Isto porque é manifesta a ausência dessa tríplice a que a administração pública, e não apenas o marketing político, deveria ser devota: gestão, transparência e eficiência (a propósito deste último “pilar”, a entrega do hospital de campanha segue, a essa altura, incerta). Tamanha negligência é uma aberração para uma cidade do porte de Feira de Santana. Cadê a Câmara Municipal? E onde estão, por outro lado, para não dizer que não falei em mosquitos, os agentes de saúde da Prefeitura para trabalharem, bairro a bairro, no combate à epidemia da Chikunguya, que neste ano ganhou novo fôlego e vem assolando a população feirense?

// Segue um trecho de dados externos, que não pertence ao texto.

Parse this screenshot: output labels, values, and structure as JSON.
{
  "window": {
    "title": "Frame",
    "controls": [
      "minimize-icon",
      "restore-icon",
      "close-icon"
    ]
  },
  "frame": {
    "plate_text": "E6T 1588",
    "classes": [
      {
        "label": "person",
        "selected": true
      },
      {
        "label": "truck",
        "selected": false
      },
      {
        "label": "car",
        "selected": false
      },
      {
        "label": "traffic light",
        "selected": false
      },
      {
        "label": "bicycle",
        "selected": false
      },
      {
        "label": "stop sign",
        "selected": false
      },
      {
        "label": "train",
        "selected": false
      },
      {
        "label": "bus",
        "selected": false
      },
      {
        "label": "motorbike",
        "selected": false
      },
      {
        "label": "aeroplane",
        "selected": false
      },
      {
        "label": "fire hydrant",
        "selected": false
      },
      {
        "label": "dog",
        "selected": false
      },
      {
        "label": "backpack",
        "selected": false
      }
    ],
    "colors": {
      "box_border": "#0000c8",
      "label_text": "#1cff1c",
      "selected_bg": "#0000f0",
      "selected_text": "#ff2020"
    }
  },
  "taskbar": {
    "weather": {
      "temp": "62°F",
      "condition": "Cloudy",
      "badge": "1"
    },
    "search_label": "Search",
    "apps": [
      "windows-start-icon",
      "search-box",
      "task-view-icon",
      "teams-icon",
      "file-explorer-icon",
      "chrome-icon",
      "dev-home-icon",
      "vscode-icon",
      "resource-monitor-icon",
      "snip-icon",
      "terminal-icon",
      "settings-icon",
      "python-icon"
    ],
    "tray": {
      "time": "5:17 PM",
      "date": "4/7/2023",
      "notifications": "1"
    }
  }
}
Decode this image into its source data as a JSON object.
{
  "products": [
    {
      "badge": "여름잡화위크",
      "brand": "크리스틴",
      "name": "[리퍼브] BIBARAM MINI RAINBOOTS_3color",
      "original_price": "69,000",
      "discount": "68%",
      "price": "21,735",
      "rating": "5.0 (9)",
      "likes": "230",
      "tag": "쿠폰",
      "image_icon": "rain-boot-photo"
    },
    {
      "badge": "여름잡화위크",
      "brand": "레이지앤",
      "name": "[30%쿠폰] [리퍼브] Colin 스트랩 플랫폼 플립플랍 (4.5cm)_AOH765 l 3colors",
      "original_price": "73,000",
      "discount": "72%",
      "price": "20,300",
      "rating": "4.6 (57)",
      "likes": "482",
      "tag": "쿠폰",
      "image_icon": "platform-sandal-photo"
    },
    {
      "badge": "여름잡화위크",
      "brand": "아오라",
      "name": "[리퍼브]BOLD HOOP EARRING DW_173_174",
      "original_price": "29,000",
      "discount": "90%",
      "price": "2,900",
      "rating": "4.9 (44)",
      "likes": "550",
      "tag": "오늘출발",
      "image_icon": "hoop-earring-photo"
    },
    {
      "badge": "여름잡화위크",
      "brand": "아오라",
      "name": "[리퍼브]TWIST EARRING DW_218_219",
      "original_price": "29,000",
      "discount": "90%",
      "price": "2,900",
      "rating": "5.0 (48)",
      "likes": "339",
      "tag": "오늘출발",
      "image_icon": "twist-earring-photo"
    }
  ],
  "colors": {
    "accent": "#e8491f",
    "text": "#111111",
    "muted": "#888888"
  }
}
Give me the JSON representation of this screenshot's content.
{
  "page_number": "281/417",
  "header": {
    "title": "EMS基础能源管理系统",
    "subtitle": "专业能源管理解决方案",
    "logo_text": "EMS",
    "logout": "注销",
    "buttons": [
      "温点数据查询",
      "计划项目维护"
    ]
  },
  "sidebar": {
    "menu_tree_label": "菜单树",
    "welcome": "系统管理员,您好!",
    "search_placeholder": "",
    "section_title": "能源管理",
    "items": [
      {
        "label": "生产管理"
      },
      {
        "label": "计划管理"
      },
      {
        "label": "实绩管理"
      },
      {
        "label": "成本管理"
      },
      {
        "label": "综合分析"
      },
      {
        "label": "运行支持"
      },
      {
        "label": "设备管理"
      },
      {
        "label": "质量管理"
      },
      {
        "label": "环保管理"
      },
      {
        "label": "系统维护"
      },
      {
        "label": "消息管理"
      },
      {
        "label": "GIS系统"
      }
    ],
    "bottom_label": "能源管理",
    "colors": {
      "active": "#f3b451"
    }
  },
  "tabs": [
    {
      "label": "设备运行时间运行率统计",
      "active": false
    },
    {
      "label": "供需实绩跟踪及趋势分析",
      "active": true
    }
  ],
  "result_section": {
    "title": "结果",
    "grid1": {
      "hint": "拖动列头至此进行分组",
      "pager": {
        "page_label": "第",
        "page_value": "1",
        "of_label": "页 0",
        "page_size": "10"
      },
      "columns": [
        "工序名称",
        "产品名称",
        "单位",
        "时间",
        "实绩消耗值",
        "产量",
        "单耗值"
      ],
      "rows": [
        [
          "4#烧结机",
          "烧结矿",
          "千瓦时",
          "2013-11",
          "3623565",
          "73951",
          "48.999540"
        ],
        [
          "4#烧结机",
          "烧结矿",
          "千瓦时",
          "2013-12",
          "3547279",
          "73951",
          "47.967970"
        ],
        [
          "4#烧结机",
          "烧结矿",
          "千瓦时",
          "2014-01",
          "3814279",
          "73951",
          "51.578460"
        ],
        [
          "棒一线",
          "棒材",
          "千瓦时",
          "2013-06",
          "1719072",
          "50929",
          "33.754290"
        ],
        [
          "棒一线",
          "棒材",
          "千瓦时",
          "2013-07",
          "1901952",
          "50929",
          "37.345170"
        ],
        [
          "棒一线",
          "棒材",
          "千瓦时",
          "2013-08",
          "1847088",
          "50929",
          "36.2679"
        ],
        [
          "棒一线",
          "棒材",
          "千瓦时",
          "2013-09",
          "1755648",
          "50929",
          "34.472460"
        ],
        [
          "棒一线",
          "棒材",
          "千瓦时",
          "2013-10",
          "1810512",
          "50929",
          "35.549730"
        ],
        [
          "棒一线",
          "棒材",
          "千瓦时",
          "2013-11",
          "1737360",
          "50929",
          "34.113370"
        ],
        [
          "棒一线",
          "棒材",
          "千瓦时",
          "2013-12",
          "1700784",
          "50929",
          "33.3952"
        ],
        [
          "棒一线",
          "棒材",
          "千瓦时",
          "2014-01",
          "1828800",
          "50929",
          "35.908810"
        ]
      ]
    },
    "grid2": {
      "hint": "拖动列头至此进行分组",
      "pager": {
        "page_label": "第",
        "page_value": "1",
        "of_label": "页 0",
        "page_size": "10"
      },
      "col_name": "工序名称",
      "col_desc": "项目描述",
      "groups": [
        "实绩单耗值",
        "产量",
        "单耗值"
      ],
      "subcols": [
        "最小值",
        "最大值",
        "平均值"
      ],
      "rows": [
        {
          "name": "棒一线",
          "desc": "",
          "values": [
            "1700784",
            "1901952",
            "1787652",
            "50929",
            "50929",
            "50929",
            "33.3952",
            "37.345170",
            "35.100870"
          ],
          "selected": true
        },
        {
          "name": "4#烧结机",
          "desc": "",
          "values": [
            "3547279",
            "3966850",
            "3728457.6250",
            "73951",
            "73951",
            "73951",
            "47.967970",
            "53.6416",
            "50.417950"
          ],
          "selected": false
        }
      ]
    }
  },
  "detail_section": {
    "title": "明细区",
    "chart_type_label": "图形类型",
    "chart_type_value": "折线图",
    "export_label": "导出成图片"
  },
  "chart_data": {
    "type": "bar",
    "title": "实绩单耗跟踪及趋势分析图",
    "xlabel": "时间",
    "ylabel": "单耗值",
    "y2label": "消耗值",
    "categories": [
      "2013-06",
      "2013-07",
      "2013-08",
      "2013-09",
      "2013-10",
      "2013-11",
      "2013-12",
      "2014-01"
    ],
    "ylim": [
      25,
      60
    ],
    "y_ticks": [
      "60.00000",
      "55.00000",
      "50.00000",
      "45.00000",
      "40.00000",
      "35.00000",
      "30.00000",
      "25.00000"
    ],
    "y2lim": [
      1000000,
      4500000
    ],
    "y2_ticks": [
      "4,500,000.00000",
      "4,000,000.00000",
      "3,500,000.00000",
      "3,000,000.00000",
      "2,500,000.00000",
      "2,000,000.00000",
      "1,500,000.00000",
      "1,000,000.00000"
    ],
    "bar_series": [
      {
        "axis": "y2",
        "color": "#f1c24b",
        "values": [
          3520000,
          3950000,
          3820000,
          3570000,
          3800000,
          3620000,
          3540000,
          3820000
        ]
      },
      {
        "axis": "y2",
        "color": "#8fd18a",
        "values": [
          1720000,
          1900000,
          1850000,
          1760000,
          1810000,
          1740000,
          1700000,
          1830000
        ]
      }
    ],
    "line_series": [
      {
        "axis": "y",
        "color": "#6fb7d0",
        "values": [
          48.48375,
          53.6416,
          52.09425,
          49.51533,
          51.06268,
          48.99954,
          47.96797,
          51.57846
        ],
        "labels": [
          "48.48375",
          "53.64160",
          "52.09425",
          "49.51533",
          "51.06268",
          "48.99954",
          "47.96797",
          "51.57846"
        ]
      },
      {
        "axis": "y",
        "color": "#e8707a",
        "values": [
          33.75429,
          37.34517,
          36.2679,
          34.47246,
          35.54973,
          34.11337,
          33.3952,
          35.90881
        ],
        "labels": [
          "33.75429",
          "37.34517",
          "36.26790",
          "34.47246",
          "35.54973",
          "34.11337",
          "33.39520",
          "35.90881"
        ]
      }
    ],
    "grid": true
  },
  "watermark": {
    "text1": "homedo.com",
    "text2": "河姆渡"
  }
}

Até podemos desculpar os poderes constituídos e apelar para o plano da comunidade quando todas as medidas cabíveis, quando tudo o quanto possível fora feito pelos decisores sobre políticas e recursos de que dispomos. No entanto, não se configurando assim o caso em rápido exame; em outras palavras, em não havendo uma liderança cuja função fora legitimamente designada (a bem dizer, um prefeito!), não há como governo e comunidade cooperarem. Por enquanto, sobram perguntas sem respostas, e falta, inclusive, quem perguntas lhes façam. O mais que vemos é uma página inglória da luta contra o coronavírus na cidade de Feira de Santana. Para muitos de nós, contudo, é bom que se saiba: já está mais do que claro quem a assina. A crise sanitária é política.